Iranian President Mahmoud Ahmadinejad’s letter to President Bush [.pdf] was remarkable, in that it was the first time the leader of Iran has sought to engage the leader of the United States since the Iranian revolution.


Unfortunately, the letter was tainted by the fact that it was sort of loopy, to put it charitably. The Wall Street Journal editorial page compared it — fairly — to the Unabomber’s manifesto. And Mr. Ahmadinejad has a particularly nasty habit of sprinkling Holocaust revisionism and bombastic rhetoric about Israel into every speech he makes.


Unsurprisingly, the Bush administration dismissed the letter, pointing out that it does little to get at the range of substantive issues that divides our two countries. Still, there were some observers who thought that the fact that Ahmadinejad took the step — let alone the fact that he has jetted to Malaysia to declare that Iran “is ready to engage in dialogue with anybody [except Israel]” and that “there are no limits to our dialogue” — represented an opening. But the bizarre tone and lack of substance in the letter sowed grave doubts for some about the prospects for defusing the crisis.


Fortunately, the Iranians appear to have cribbed their strategy from Nikita Khrushchev, sending a second, non-nutty letter to Time magazine for dissemination in the West. In that letter, Hassan Rohani, a representative of the Supreme Leader Ayatollah Ali Khameini, makes a serious proposal that holds a much better prospect as a starting point for negotiations — and for standing back from the brink of war.

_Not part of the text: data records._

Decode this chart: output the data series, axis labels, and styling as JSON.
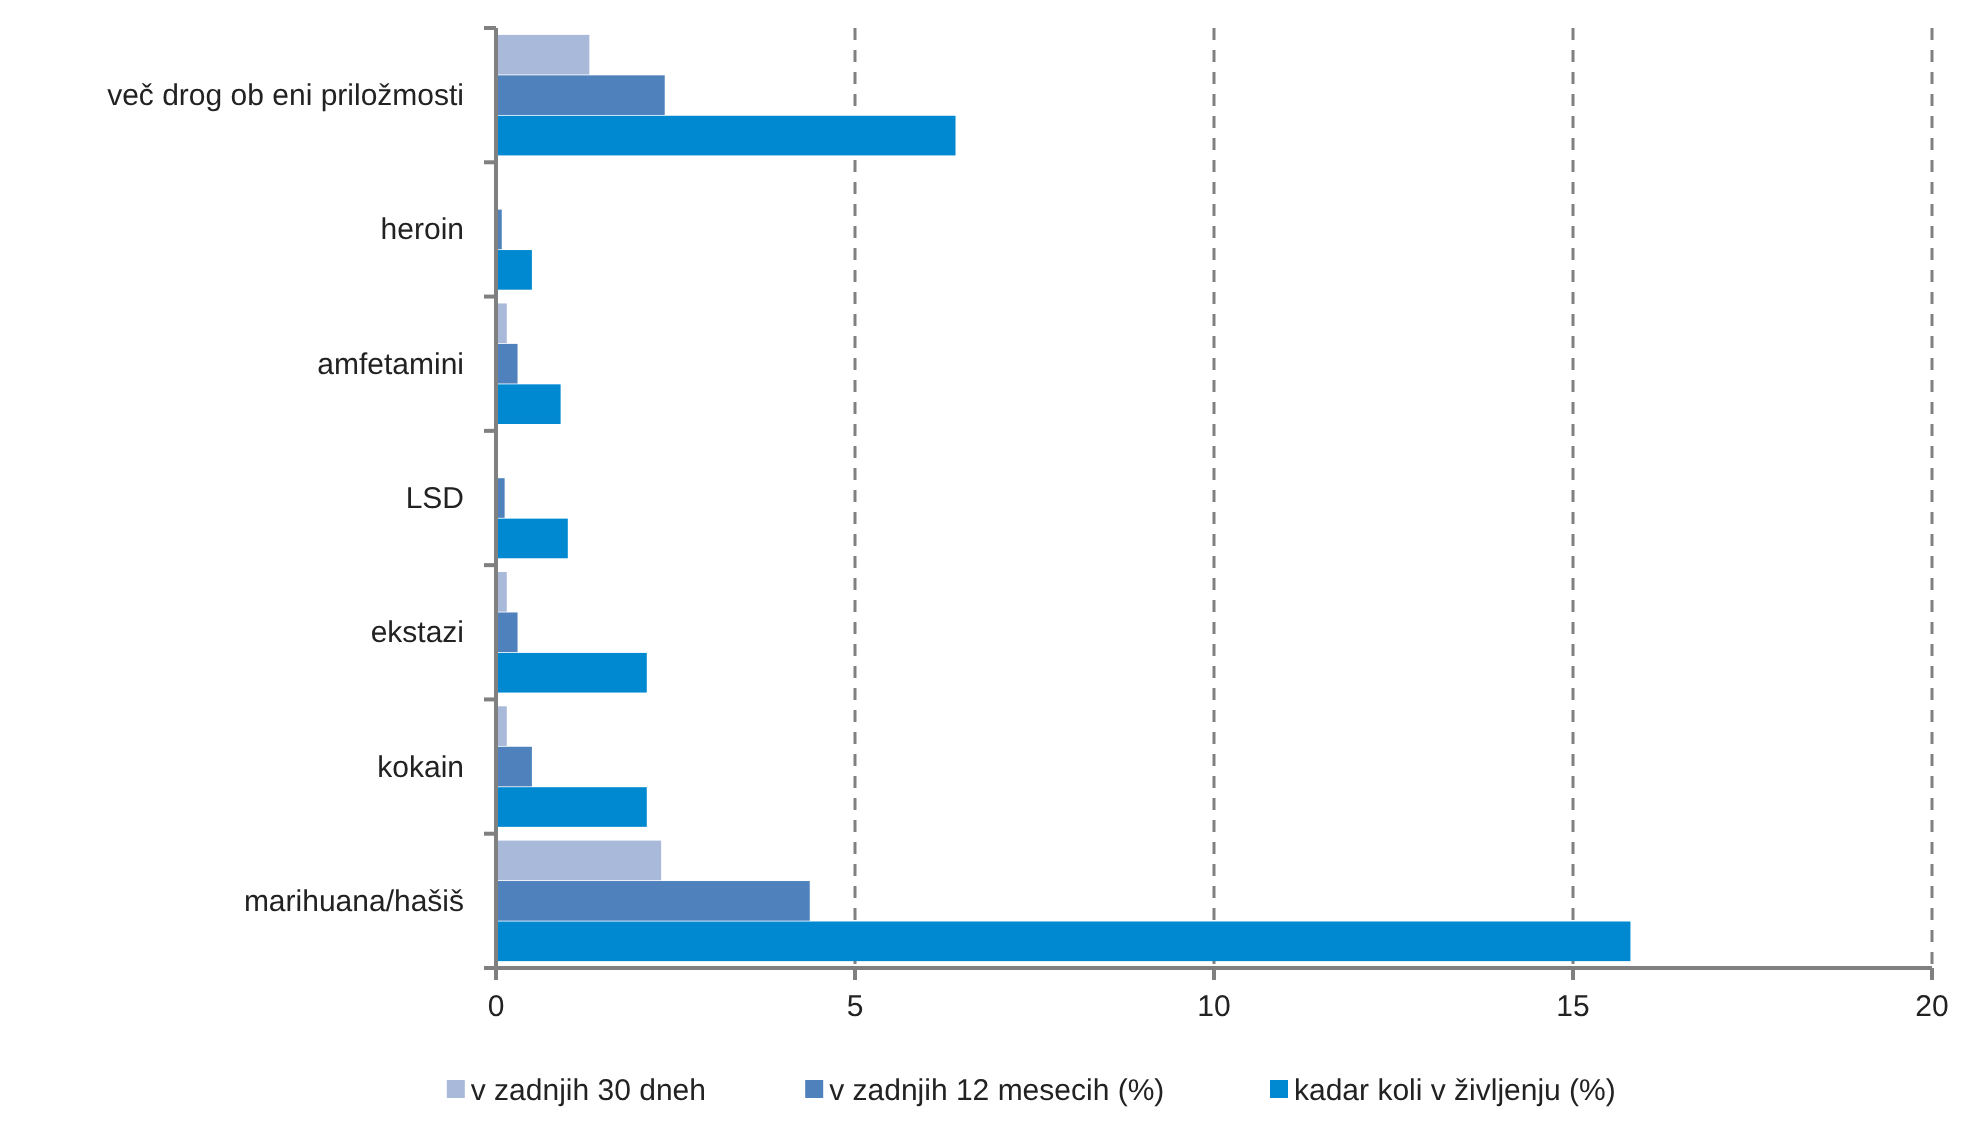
{
  "chart_data": {
    "type": "bar",
    "orientation": "horizontal",
    "categories": [
      "več drog ob eni priložmosti",
      "heroin",
      "amfetamini",
      "LSD",
      "ekstazi",
      "kokain",
      "marihuana/hašiš"
    ],
    "series": [
      {
        "name": "v zadnjih 30 dneh",
        "color": "#a9b9da",
        "values": [
          1.3,
          null,
          0.15,
          null,
          0.15,
          0.15,
          2.3
        ]
      },
      {
        "name": "v zadnjih 12 mesecih (%)",
        "color": "#4f81bd",
        "values": [
          2.35,
          0.08,
          0.3,
          0.12,
          0.3,
          0.5,
          4.37
        ]
      },
      {
        "name": "kadar koli v življenju (%)",
        "color": "#0089d0",
        "values": [
          6.4,
          0.5,
          0.9,
          1.0,
          2.1,
          2.1,
          15.8
        ]
      }
    ],
    "xlim": [
      0,
      20
    ],
    "xticks": [
      0,
      5,
      10,
      15,
      20
    ],
    "grid": "x",
    "legend": "bottom"
  }
}
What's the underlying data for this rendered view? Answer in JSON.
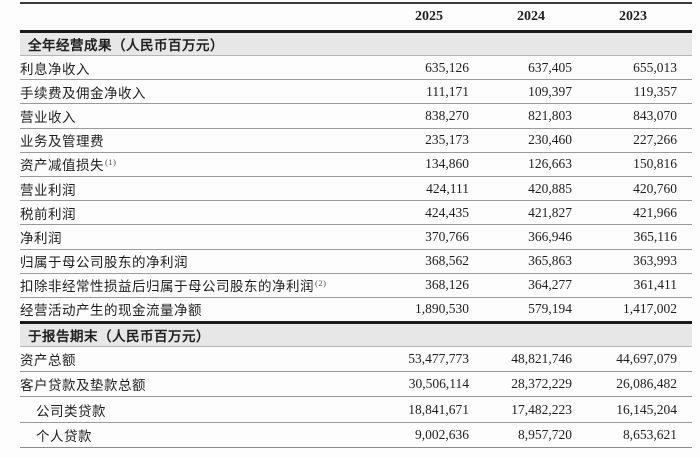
{
  "header": {
    "years": [
      "2025",
      "2024",
      "2023"
    ]
  },
  "sections": [
    {
      "title": "全年经营成果（人民币百万元）",
      "rows": [
        {
          "label": "利息净收入",
          "values": [
            "635,126",
            "637,405",
            "655,013"
          ]
        },
        {
          "label": "手续费及佣金净收入",
          "values": [
            "111,171",
            "109,397",
            "119,357"
          ]
        },
        {
          "label": "营业收入",
          "values": [
            "838,270",
            "821,803",
            "843,070"
          ]
        },
        {
          "label": "业务及管理费",
          "values": [
            "235,173",
            "230,460",
            "227,266"
          ]
        },
        {
          "label": "资产减值损失",
          "sup": "(1)",
          "values": [
            "134,860",
            "126,663",
            "150,816"
          ]
        },
        {
          "label": "营业利润",
          "values": [
            "424,111",
            "420,885",
            "420,760"
          ]
        },
        {
          "label": "税前利润",
          "values": [
            "424,435",
            "421,827",
            "421,966"
          ]
        },
        {
          "label": "净利润",
          "values": [
            "370,766",
            "366,946",
            "365,116"
          ]
        },
        {
          "label": "归属于母公司股东的净利润",
          "values": [
            "368,562",
            "365,863",
            "363,993"
          ]
        },
        {
          "label": "扣除非经常性损益后归属于母公司股东的净利润",
          "sup": "(2)",
          "values": [
            "368,126",
            "364,277",
            "361,411"
          ]
        },
        {
          "label": "经营活动产生的现金流量净额",
          "values": [
            "1,890,530",
            "579,194",
            "1,417,002"
          ]
        }
      ]
    },
    {
      "title": "于报告期末（人民币百万元）",
      "rows": [
        {
          "label": "资产总额",
          "values": [
            "53,477,773",
            "48,821,746",
            "44,697,079"
          ]
        },
        {
          "label": "客户贷款及垫款总额",
          "values": [
            "30,506,114",
            "28,372,229",
            "26,086,482"
          ]
        },
        {
          "label": "公司类贷款",
          "indent": true,
          "values": [
            "18,841,671",
            "17,482,223",
            "16,145,204"
          ]
        },
        {
          "label": "个人贷款",
          "indent": true,
          "values": [
            "9,002,636",
            "8,957,720",
            "8,653,621"
          ]
        }
      ]
    }
  ],
  "colors": {
    "section_band_bg": "#e7e7e7",
    "heavy_rule": "#1a1a1a",
    "row_rule": "#9a9a9a",
    "text": "#1e1e1e"
  }
}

The deal Rohani offers is not very close to the Bush administration’s current demands, but in the course of trying to get to the negotiating table, the opening salvos don’t often resemble the final deals.


We should definitely reply to Mr. Rohani’s letter. Hawks are right to point out that we don’t want to get rope-a-doped here: We don’t want to enter into endless negotiations with the Iranians that go nowhere and just allow them to play for time. That’s why, if we want to find out what their intentions are, we should offer them a serious deal, and see how they respond.


If the Iranians are at all willing to give up their drive toward nuclear weapons in return for normalizing our relationship (including our promising not to attempt “regime change”), it is definitely, absolutely worth making a serious effort to get that deal.